Objective. The construction of in vitro three-dimensional (3D) neural tissue has to overcome two main types of challenges: (1) How to obtain enough number of functional neurons from stem cells in 3D culture; (2) How to wire those lately developed neurons into functional neural networks. Here, we describe the potential of using direct current (DC) electric field (EF) together with basic fibroblast growth factor (bFGF) synergistically in promoting neural stem cell (NSC) neuronal differentiation following by directing neurite outgrowth in the 3D neural tissue construction. Approach. By adjusting the electrical stimulation setup in this study, long-term electrical stimulation could be present in vitro. At an EF strength of 150 mV mm⁻¹, cell responses, including cell viability, neuronal differentiation, cell morphology, the length of neuronal processes, synaptic structure and neural network formation, were quantified and analyzed. Main results. Analysis revealed that NSCs showed no significant cell death after certain EF treatments. EF-stimulated NSCs in 3D Matrigel mainly differentiated into neurons, but unlike NSCs in two-dimensional conditions, their processes were flat and stunted. When combined with bFGF, EF stimulation provided appropriate bioactive cues to establish engineered neural tissue with a proper neuronal cell number, highly branched neurites, and a well-developed neuronal network. Significance. It is for the first time the synergistic effects of EF and bFGF stimulation have been evaluated in inducing the differentiation of NSCs into neurons and the acquisition of long neurites in a culture environment of in vitro 3D model. These optimized conditions may allow a well-developed neuronal network to be established within hydrogel droplets.

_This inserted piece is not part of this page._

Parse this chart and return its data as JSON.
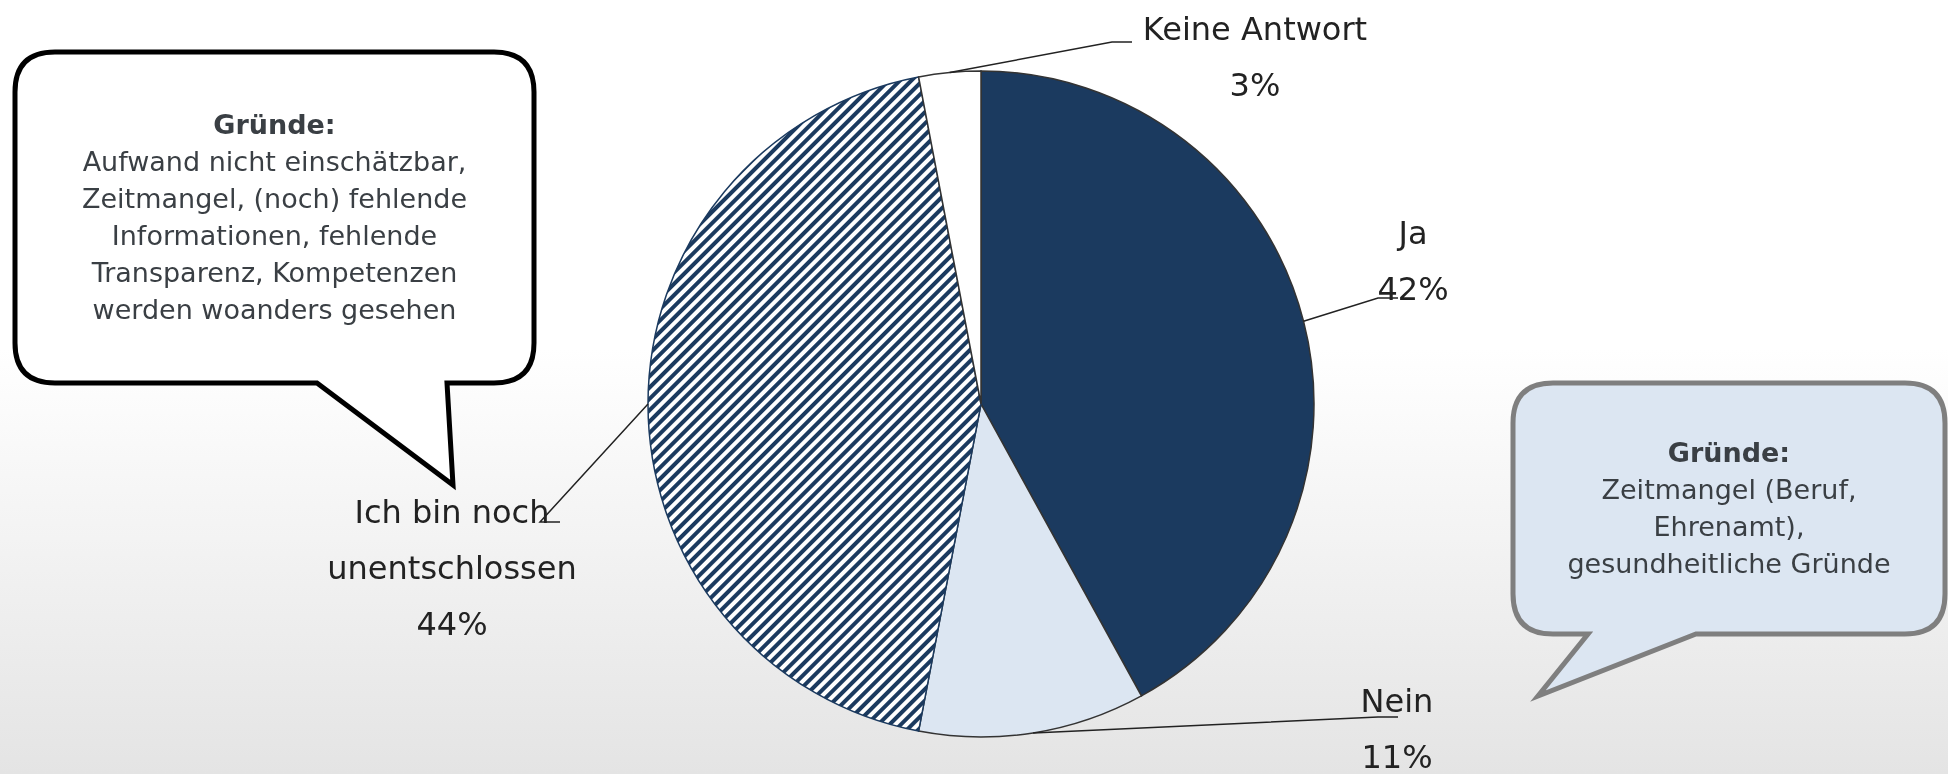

客观。体外三维（3D）神经组织的构建必须克服两大类挑战：（1）如何从3D培养的干细胞中获得足够数量的功能神经元；（2）如何将那些新开发的神经元连接成功能神经网络。在这里，我们描述了使用直流 (DC) 电场 (EF) 与碱性成纤维细胞生长因子 (bFGF) 协同促进神经干细胞 (NSC) 神经元分化的潜力，方法是在 3D 神经组织构建中引导神经突生长。方法。通过调整本研究中的电刺激设置，可以在体外进行长期电刺激。在 150 mV mm ^{-1的 EF 强度下}, 细胞反应, 包括细胞活力、神经元分化、细胞形态、神经元过程的长度、突触结构和神经网络形成, 被量化和分析。主要结果。分析表明，在某些 EF 治疗后，NSCs 没有显示出明显的细胞死亡。3D Matrigel 中 EF 刺激的 NSC 主要分化为神经元，但与二维条件下的 NSC 不同，它们的过程平坦且发育不良。当与 bFGF 结合时，EF 刺激提供了适当的生物活性线索，以建立具有适当神经元细胞数量、高度分支的神经突和发达的神经元网络的工程神经组织。意义. 这是首次在体外3D 模型的培养环境中评估了 EF 和 bFGF 刺激在诱导 NSC 分化为神经元和获得长神经突方面的协同作用。这些优化的条件可以允许在水凝胶液滴内建立发达的神经元网络。